Now unfortunately for the Scotch-Irish, things weren’t always all that great for them in Ulster.  At the time Ireland was under a set of laws which stripped rights from anyone who wasn’t Anglican, which not only screwed over the native Catholics, but also the Presbyterian Scotch-Irish.  Furthermore, the absentee lords of the lands they lived on, far off in England and Scotland, didn’t give two fucks about them, jacking up rents whenever they could so they could drink fine wines and afford fancy mistresses and foppish hats or whatever.  As a result, by the start of the eighteenth century many of the Scotch-Irish were looking to move on.  Luckily, around this same time the colonies of New England had a little problem in that Queen Anne’s War had thoroughly depopulated their frontier, leaving them vulnerable to attacks by the French and their native allies.  To solve this, they sent representatives to Ulster specifically to recruit Scotch-Irish to immigrate, figuring their Protestant zealotry and famed fighting prowess was just what they needed.

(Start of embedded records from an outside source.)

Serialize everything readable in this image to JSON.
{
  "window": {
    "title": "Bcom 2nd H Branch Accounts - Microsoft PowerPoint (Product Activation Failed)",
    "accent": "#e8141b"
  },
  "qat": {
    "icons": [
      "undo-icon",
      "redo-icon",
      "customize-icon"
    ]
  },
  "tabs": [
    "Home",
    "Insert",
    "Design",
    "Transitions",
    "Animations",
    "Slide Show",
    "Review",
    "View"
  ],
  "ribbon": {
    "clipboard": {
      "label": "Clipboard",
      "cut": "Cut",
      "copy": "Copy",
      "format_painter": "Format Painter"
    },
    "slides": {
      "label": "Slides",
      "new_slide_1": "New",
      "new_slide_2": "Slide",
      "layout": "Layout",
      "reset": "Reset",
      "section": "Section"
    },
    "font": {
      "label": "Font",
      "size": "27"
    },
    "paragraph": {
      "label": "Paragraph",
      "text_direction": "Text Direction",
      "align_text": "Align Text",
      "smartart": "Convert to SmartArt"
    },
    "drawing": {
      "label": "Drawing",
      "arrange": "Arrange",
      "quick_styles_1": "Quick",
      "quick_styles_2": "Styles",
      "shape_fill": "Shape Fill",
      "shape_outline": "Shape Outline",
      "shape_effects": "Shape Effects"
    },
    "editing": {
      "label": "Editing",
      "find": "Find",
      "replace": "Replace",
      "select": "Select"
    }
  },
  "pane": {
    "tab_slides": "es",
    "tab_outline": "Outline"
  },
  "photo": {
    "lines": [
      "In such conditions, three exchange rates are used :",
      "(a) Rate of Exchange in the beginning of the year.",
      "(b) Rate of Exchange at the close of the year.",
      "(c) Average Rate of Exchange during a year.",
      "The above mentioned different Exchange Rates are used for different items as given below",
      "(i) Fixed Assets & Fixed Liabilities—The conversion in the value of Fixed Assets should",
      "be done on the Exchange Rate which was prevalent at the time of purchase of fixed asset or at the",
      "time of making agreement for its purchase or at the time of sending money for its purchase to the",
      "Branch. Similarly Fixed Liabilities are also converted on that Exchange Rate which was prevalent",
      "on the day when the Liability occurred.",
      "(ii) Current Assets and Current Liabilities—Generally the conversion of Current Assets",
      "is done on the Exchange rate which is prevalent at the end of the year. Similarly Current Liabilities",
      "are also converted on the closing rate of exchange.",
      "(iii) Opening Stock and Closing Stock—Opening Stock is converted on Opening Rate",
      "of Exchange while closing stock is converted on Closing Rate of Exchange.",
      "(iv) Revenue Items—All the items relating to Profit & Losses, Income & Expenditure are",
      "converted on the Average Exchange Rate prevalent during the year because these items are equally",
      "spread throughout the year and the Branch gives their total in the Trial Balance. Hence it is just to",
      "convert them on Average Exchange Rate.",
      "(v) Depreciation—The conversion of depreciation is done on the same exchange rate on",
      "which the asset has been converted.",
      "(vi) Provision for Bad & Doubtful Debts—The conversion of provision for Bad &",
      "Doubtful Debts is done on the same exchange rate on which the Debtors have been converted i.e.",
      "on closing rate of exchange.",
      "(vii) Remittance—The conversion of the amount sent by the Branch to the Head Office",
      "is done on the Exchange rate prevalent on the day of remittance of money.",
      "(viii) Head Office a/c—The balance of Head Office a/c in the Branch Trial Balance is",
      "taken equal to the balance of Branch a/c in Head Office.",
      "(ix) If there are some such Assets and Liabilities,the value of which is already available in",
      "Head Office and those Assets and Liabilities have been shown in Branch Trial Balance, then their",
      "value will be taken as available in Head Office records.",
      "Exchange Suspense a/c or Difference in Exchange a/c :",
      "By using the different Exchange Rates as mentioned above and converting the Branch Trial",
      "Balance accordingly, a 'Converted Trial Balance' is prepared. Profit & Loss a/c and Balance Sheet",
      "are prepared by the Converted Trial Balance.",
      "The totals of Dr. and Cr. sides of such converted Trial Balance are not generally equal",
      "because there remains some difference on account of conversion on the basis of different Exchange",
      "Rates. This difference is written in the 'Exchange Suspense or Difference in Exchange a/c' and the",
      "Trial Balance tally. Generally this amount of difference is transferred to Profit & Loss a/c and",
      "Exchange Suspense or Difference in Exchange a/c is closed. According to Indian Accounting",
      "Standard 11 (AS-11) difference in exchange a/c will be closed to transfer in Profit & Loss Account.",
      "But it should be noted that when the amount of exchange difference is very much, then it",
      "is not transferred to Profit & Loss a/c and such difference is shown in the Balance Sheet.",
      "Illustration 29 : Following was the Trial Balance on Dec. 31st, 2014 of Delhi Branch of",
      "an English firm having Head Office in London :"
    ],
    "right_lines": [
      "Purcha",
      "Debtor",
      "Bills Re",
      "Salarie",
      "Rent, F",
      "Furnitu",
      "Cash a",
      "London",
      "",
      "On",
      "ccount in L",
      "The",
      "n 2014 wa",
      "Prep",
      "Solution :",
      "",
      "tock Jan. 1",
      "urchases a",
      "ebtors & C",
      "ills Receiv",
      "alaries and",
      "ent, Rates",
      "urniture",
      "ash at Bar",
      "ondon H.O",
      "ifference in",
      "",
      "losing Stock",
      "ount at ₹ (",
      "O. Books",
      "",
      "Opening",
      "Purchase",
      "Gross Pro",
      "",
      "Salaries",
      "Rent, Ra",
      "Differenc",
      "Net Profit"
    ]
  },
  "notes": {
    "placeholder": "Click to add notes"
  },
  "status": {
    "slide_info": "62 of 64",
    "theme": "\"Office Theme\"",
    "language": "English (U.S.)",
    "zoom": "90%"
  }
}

The first mass migration of Scotch-Irish to North America took place in 1717, with several thousands immigrating to the New England frontier and excitedly writing home about the seemingly endless supply of cheap land.  As a side note, they also brought with them the potato, which though originally from South America, had never been grown in North America before.  Anyways, unfortunately it quickly became obvious that the New England colonists viewed the Scotch-Irish as at best second class citizens, so as a result the next wave to Scotch-Irish immigrants shifted south to Pennsylvania, a colony famous for not really giving a shit who moved there.  Unlike many other immigrant groups, few of the Scotch-Irish crossed the Atlantic as indentured servants, but lacking money when they arrived, they were largely forced to in the eastern foothills of the Appalachian Mountains, the so-called frontier of European civilization.  Building small farms, churches, and grist mills, they formed tight-knit communities made up of small networks of related families who lived together, worshipped together, intermarried, and avoided outsiders.  Though tolerated, they were generally looked down upon by the descendants of the earlier English colonists.

Between 1717 and 1775, some 250,000 Scotch-Irish crossed the Atlantic, the biggest wave being in the 1740s when a drought and famine struck Ulster.  The influx of new migrants combined with the Scotch-Irish propensity for having a ridiculous number of children, many of whom were beginning to come of age, created a shortage of land in Pennsylvania.  As a result, the Scotch-Irish began pushing their way south along the Appalachian foothills, settling in Virginia, the Carolinas, and Georgia, and even pushing their way across the mountains into what is today Tennessee and Kentucky.  As they moved south they also became more involved in the deer hide trade, crossing the mountains to hunt in lands claimed by the Iroquois, Shawnee, and Cherokee, who depended on the deer hide trade to access European trade goods.  As one can imagine, this led to all sorts of conflict and violence, though the two groups often traded with each other as well.

By the time of the American Revolution, some 10 percent of the population of the Thirteen Colonies were Scotch-Irish.  Considered backwards by those belonging to the long-established colonial society, they were famed for their restless nature, constantly pushing deeper into the frontier, loyalty to kin, extreme distrust of government authority, and propensity to not only bear arms, but also use them, traits that had a profound effect on the future nation which became known as the United States of America.